A woman walks up to the counter to order a latte and sees a copy of Lean In, the book its author describes at “a sort-of feminist manifesto,” displayed at the register. She wrinkles her nose a little, and says to the man she’s with, “That book says women should be more aggressive.” It’s obvious that she disapproves, and then she rolls her eyes, just to underline her point.
Since I’ve watched this scene play out at my bookstore several times this week, let me set the record straight: Lean In is about women in the workplace, but it doesn’t encourage women to be more aggressive. It isn’t man-hating. It isn’t negative. And dismissing another woman without really listening to what she has to say is exactly what author Sheryl Sandberg is fighting against.
To speak to the criticisms for a moment, it’s true that Sandberg herself best represents educated, middle-class-or-higher white women, and that her ideas for change aren’t exactly groundbreaking. But her premise of exploring the questions of how women interact in the workplace, and why more of us aren’t leaders in our fields, is a conversation we all (women and men) need to be having. And, just for kicks, let’s set up some ground rules for that conversation: No wrinkled noses. No rolled eyes. And no uninformed commentary that tears someone down before even listening to what she has to say.
Sandberg writes about what happens when a woman transitions from the somewhat rarified world of education, where women are often valued, into the business world, where the culture is often still shockingly stacked against women in leadership. If you doubt that assertion, she has plenty of statistics to back her up. (And I have plenty of life experience to agree with those statistics.) To right this wrong, she says we should support women who take leadership roles, even if that’s not the path we choose for ourselves. She says that, by helping more women move into top roles in business, we can strengthen more than just feminism — we also strengthen our communities, our businesses, and, yes, our families. That’s the positive message of Lean In: Do what good you can, and support others who do what good you can’t (or don’t choose to) do yourself.
What she doesn’t do is suggest that women should act more like men, or be more aggressive at work. In fact, she spends a lot of the book pointing out how women are different than our male coworkers. One way Sandberg says women are different is that we tend to feel like imposters, like we don’t deserve what we’ve earned. We take criticism to heart. We are defeated by our own inferiority complexes and by the idea that our roles as women and as mothers are somehow incompatible with our roles in the office. And, although men are encouraged to own their accomplishments and talents, women tend to give away the credit, saying we were just lucky, or that other people helped us out.

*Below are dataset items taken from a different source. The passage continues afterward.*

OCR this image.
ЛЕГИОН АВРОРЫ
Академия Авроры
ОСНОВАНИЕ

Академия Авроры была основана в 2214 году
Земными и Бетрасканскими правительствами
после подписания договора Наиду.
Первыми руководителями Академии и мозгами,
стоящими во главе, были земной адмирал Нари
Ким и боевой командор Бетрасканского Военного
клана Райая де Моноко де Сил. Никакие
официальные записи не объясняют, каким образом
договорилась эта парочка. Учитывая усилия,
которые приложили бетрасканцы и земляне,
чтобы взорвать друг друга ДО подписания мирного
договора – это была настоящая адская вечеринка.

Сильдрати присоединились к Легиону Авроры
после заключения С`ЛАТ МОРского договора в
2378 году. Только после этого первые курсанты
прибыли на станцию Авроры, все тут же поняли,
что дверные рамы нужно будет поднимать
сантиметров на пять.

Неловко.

One of the reasons I loved reading this book was discovering that I’m not alone in feeling inadequate in my job even though the facts show that I’m actually great at it. I’m not the only woman who’s been called a bitch for acting professional instead of nurturing. I’m not the only business owner who has been accused of making “power plays” because I prioritized the business over an individual’s sense of entitlement. I’m not the only person to crumble because doing what’s right for my business left me vulnerable to deeply personal attacks
The fact is, Sandberg’s story isn’t a blueprint that everyone can follow, but she’s open about that fact. It’s still a wonderful thing, as a woman in business, to be able to hear from someone who’s walked the path before you, made some of the same mistakes, and found a way to thrive. It’s like having a mentor on your bookshelf. Since such a small percentage of business owners and leaders are female, I think putting that kind of advice and access into a book is a powerful thing.
Unfortunately, the best evidence that Sandberg’s book is necessary has been the backlash against it. She writes that women are slammed for taking credit for their accomplishments while men are praised for it. And look what’s happened: Reviewers and bookstore-counter commentators are proving her point. Men, apparently, are allowed to write first-person memoirs touting their professional achievements without being attacked. But when a woman does it, people line up to rip her accomplishments away from her and hand them to the men who worked beside her on the way up.
I’d like it if we could take Sandberg’s advice and work together instead of tearing each other down. But, at the very least, could we stop calling other women bitches for doing their jobs? Could we stop saying it’s an act of aggression for a woman to ask for fair pay? Could we admit that it’s time for a national conversation based on discourse instead of biased attacks? And can we stop rolling our eyes when someone else wants to talk about it?